10月1日に始まるインボイス制度においては、旅行業を行う旅行会社等に加え、旅館業を行うホテル等も、簡易インボイスを発行できるとのことです。

 


簡易インボイスとは

簡易インボイスは、適格請求書発行事業者が一定の事業を行う場合に発行でき、インボイスと比べ、下記の記載内容を省略することができます。

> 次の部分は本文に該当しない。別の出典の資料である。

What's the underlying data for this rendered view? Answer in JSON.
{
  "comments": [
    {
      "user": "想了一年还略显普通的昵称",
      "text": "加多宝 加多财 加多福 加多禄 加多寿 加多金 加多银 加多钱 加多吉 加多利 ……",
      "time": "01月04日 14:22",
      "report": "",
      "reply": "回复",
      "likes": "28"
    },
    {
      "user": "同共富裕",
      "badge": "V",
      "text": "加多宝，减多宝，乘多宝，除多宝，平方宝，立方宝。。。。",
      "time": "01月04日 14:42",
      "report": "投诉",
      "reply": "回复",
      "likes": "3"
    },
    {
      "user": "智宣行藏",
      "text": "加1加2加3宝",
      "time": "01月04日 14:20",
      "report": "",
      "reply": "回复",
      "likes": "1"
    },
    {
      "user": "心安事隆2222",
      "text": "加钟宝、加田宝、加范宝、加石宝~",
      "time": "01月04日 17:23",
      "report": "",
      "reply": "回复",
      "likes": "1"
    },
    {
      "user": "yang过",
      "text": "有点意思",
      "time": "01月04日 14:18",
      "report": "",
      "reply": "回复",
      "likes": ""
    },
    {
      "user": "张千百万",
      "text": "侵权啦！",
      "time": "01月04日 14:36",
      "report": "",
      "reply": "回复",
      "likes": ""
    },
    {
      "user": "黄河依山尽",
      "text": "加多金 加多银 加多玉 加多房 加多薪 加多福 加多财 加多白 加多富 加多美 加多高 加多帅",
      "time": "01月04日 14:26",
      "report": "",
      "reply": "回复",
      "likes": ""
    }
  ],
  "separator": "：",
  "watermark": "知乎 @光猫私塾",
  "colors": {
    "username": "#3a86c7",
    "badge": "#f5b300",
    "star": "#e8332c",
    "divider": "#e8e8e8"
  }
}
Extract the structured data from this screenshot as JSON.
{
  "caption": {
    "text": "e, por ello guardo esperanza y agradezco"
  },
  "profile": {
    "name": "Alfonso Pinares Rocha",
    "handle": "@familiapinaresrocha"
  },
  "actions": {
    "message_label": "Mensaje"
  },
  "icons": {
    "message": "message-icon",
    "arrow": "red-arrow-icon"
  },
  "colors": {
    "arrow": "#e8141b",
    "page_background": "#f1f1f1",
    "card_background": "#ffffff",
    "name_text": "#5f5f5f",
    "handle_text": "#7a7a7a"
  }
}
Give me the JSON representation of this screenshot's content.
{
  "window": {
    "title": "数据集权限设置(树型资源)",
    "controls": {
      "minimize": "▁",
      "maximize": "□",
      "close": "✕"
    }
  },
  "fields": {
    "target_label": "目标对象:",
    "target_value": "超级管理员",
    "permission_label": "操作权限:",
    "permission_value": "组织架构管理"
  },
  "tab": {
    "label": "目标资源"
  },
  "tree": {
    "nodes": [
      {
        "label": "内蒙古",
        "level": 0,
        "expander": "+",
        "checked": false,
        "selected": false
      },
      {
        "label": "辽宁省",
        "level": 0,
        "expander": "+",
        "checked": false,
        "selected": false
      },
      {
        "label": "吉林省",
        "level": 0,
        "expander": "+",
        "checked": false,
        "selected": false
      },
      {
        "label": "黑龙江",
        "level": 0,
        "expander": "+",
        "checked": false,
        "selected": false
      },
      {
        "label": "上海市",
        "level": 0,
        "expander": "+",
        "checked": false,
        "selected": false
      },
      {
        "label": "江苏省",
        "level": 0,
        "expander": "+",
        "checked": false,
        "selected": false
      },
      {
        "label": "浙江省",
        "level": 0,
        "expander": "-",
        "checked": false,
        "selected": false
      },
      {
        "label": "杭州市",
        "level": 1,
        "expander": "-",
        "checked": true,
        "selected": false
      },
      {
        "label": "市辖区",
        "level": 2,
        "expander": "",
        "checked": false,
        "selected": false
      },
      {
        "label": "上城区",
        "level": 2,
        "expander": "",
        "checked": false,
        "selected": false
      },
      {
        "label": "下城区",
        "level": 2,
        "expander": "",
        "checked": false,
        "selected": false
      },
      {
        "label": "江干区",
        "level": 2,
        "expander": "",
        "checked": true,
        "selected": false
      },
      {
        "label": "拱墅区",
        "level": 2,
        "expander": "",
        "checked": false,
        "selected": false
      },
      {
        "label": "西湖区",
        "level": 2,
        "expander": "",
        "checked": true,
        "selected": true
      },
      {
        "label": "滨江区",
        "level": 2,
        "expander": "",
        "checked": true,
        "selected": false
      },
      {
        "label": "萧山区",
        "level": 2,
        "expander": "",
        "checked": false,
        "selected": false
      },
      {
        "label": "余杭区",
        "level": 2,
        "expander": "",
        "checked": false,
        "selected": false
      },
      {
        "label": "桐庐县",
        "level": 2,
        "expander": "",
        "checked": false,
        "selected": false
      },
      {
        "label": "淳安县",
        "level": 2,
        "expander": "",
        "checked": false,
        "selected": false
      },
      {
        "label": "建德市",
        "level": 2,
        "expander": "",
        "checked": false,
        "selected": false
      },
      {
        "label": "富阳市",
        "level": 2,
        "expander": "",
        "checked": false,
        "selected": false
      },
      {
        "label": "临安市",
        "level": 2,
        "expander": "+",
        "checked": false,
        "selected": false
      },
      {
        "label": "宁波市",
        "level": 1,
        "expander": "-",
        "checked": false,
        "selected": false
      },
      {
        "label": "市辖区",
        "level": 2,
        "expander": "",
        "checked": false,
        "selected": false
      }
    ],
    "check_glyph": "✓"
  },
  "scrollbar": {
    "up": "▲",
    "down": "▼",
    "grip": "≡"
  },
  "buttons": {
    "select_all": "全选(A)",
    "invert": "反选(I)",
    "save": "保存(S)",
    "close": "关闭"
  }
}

・「書類の交付を受ける事業者の氏名または名称」の記載

・「税率ごとに区分した消費税額等」「適用税率」のいずれかの記載 ※両方記載も可能

 


簡易インボイスを発行できる事業

対象となる事業について、以下のように定められており、旅行業はありますが、旅館業の定めはありません。

①小売業
②飲食店業
③写真業
④旅行業
⑤タクシー業
⑥駐車場業(不特定かつ多数の者に対するものに限ります。)
⑦その他これらの事業に準ずる事業で不特定かつ多数の者に資産の譲渡等を行う事業

 

■消費税の仕入税額控除制度における適格請求書等保存方式に関するQ&A
(適格簡易請求書の交付ができる事業)
https://www.nta.go.jp/taxes/shiraberu/zeimokubetsu/shohi/keigenzeiritsu/pdf/qa/01-01.pdf#page=43

 

旅館業とは「宿泊料を受けて人を宿泊させる営業」と定義されており、ホテル等の営業者は、宿泊者の氏名や住所等を宿泊者名簿に記載し備えておく必要があります。
宿泊者名簿等のために宿泊者の氏名等を把握する必要があることから、簡易インボイスの対象となる「不特定かつ多数の者に資産の譲渡等を行う事業」に該当しないのではないかとの見方もありました。

 

■厚生労働省 旅館業法概要
https://www.mhlw.go.jp/bunya/kenkou/seikatsu-eisei04/03.html

 

しかし、「不特定かつ多数の者に資産の譲渡等を行う事業」には、事業の性質上、氏名等を確認するものであったとしても、相手方を問わず広く一般を対象に資産の譲渡等を行っている事業も含まれるため、氏名等の確認が必要な旅館業であっても、簡易インボイスの交付ができるとのことです。